There are technical details to work out as well. Each location has different technical requirements. A floating platform may make more sense on the West Coast while a fixed platform may be better suited for the East Coast. Not all ports handle containers. How is bulk freight managed? How many operating days can we expect for each of the platforms? Will that time be enough to maintain the necessary throughput for goods movement and profitability?
These and many other questions need to be answered thoughtfully and thoroughly. This process takes time and resources. It is the Portunus Project’s goal to move through this minefield of issues very carefully, bringing to bear experts in every field to evaluate the project and determine if solutions are available and implementable.
The project starts with low investment where there is high risk. Initial work with engineering design uses computer models to evaluate different design configurations, dynamic stabilization for the constantly shifting loads, operating limits and safety before prototypes are developed. Then prototypes are built and tested to validate the modeling. At this point, the prototypes can be used for small-scale offshore industries like aquaculture, desalinization plants and offshore renewable energy.
In parallel to the technical feasibility work, an economics study will need to be initiated. This study will look at macro- and micro-economic effects, operating requirements, specific sector and regional impacts and a host of other issues. It is important that the technical feasibility work be integrated with the economics study to define operating limits, cost of capitalization, requirements and demands for Jones Act shipping, etc.

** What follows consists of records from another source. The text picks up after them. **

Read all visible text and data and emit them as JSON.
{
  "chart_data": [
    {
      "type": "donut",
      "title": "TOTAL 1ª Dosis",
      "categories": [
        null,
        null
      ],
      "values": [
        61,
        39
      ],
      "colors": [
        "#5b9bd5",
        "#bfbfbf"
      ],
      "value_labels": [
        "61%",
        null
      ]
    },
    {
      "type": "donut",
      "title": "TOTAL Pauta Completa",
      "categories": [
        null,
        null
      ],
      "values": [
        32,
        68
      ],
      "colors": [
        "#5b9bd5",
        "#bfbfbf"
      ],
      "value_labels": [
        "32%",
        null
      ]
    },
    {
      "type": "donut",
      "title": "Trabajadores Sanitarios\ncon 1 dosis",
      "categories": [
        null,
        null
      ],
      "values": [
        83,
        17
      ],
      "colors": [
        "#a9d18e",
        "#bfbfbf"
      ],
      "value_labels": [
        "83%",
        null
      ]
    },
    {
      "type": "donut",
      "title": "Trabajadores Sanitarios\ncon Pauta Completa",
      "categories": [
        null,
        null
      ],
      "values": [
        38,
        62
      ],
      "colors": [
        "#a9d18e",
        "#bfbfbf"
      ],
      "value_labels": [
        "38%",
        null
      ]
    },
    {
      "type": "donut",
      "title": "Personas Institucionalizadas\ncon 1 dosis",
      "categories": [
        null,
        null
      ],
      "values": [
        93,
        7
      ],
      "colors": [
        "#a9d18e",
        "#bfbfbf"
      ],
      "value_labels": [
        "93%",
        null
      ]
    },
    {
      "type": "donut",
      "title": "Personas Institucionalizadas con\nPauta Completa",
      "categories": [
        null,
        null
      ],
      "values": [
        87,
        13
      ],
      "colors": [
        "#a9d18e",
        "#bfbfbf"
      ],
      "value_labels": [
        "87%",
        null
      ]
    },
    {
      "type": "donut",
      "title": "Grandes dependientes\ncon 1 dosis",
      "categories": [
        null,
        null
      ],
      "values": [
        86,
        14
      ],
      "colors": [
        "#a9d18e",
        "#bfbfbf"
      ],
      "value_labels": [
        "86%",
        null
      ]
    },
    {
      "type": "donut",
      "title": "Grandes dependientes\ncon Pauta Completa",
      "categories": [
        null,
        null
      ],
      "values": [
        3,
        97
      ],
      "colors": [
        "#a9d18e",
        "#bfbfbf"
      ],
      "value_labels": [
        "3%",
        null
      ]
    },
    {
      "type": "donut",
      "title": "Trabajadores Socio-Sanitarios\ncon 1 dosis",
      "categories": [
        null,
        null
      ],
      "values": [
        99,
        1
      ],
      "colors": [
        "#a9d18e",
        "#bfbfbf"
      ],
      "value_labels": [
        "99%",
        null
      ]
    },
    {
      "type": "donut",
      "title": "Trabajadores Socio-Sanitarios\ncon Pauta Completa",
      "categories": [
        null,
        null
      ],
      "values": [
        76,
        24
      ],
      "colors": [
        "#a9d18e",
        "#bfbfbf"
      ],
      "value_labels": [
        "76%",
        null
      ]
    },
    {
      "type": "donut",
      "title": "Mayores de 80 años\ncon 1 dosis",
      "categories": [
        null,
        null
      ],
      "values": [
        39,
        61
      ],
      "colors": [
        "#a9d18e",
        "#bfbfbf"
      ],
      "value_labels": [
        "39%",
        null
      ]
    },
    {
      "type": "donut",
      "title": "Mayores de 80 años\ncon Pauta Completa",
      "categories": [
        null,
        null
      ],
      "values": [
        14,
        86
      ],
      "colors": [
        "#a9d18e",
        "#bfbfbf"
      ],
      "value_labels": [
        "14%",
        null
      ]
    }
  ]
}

Lastly a legislative and political evaluation needs to be conducted to work our way through the legal and organizational issues that will arise.
Due to all these factors, the Portunus Project has a development cycle of 20 years depending on funding. Hopefully the threat of a terrorist WMD does not raise its head before then. In such a case, we may push through a different solution based on expediency vs. good planning and thoughtful implementation. That is why it is important to start looking toward the future now with small investments to look at preliminary designs and the business case.
Hank Glauser is a Navy veteran of Desert Storm who earned an undergraduate degree at San Jose State University and an MBA from the University of California at Berkeley. He developed the Portunus Project at LLNL while working under the Global Security Principal Directorate’s Counterterrorism Program.